TikTok Countersues Triller, Says Its Tech Doesn’t Violate Patent

TikTok Countersues Triller, Says Its Tech Doesn’t Violate Patent

TikTok and parent company ByteDance have filed a countersuit against Triller, the competitor app that, in July, sued TikTok for allegedly stealing its video and music editing technology.


Triller, which is functionally similar to TikTok and has recently advertised itself by hooking up with some of TikTok’s biggest stars, claims a patent it received in 2017 broadly gives it ownership of “systems and methods for creating music videos synchronized with an audio track.”
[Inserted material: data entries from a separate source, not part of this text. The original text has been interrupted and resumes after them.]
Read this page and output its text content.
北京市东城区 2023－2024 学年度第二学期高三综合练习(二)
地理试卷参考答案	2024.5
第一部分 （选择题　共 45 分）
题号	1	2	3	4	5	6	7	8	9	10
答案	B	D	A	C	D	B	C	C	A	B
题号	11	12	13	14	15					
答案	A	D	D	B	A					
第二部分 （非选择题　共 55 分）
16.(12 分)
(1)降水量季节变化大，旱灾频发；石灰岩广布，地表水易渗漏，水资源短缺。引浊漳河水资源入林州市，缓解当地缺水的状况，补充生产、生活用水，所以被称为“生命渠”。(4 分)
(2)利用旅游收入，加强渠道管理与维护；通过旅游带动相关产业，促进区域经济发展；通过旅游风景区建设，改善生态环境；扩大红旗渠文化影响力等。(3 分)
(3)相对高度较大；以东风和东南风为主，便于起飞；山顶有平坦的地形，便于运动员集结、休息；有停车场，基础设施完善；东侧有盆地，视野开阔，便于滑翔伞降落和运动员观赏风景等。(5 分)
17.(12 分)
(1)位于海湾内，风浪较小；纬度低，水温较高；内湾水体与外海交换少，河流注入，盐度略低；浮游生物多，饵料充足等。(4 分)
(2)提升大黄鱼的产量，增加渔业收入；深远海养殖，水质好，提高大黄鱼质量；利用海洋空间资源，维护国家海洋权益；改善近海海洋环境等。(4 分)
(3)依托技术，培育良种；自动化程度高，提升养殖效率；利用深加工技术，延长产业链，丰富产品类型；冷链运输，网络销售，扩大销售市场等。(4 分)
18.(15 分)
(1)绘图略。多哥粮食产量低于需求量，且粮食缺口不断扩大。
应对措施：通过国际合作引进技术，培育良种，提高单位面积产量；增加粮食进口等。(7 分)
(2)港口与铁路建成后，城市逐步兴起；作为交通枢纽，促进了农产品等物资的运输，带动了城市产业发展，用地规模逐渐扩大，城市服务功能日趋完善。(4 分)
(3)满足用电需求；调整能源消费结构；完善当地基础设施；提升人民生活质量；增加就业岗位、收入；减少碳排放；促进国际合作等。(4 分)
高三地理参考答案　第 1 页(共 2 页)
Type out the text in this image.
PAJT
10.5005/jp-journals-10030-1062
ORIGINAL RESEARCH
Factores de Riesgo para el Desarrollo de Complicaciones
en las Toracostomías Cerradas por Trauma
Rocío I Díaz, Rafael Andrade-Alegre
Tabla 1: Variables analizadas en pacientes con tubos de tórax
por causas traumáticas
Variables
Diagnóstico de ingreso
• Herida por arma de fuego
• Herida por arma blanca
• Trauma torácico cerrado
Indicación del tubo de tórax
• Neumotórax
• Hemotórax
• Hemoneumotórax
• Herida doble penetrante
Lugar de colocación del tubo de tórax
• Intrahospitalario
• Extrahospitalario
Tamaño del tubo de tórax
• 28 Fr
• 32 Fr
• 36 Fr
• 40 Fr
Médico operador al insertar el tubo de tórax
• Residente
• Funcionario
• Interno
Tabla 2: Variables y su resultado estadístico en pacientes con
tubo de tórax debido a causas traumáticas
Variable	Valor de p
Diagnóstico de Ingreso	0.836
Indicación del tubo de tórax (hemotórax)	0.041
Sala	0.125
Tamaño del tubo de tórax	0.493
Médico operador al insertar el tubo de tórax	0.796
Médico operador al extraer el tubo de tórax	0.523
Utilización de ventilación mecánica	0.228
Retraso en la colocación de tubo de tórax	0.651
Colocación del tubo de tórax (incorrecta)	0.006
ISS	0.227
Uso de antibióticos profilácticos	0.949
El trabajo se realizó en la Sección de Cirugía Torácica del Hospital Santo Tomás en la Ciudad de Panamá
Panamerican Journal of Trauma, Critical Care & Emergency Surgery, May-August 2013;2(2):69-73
But, TikTok alleges in its countersuit, the patent in question describes specific core operations performed by Triller’s technology that aren’t present in TikTok’s recording and editing suite. One operation TikTok points out involves syncing successive video clips to a selected song while recording new clips, “wherein synchronizing further comprises playing” the previous videos and song from the beginning. TikTok’s tech does not “perform this method step,” it says.


Triller’s lawsuit has “cast a cloud” over TikTok and ByteDance, they say in the countersuit. They ask the courts to declare their technology does not infringe on Triller’s, and for Triller to cover their legal fees. They also argue that Triller should not have filed its original suit in Waco, Tx., as neither TikTok nor Triller have offices there, and request that the case be decided by a jury rather than the decision of a single judge.


Mike Lu, CEO of Triller, told Bloomberg that TikTok and ByteDance “have been infringing on Triller’s patents and stealing its technology for many years–enriching themselves and their investors at Triller’s expense.” He added that the countersuit is “nothing more than a transparent attempt by a Chinese conglomerate with tens of thousands of employees to manipulate the U.S. legal system.”


Tubefilter has reached out to TikTok for comment and will update this story with any new information.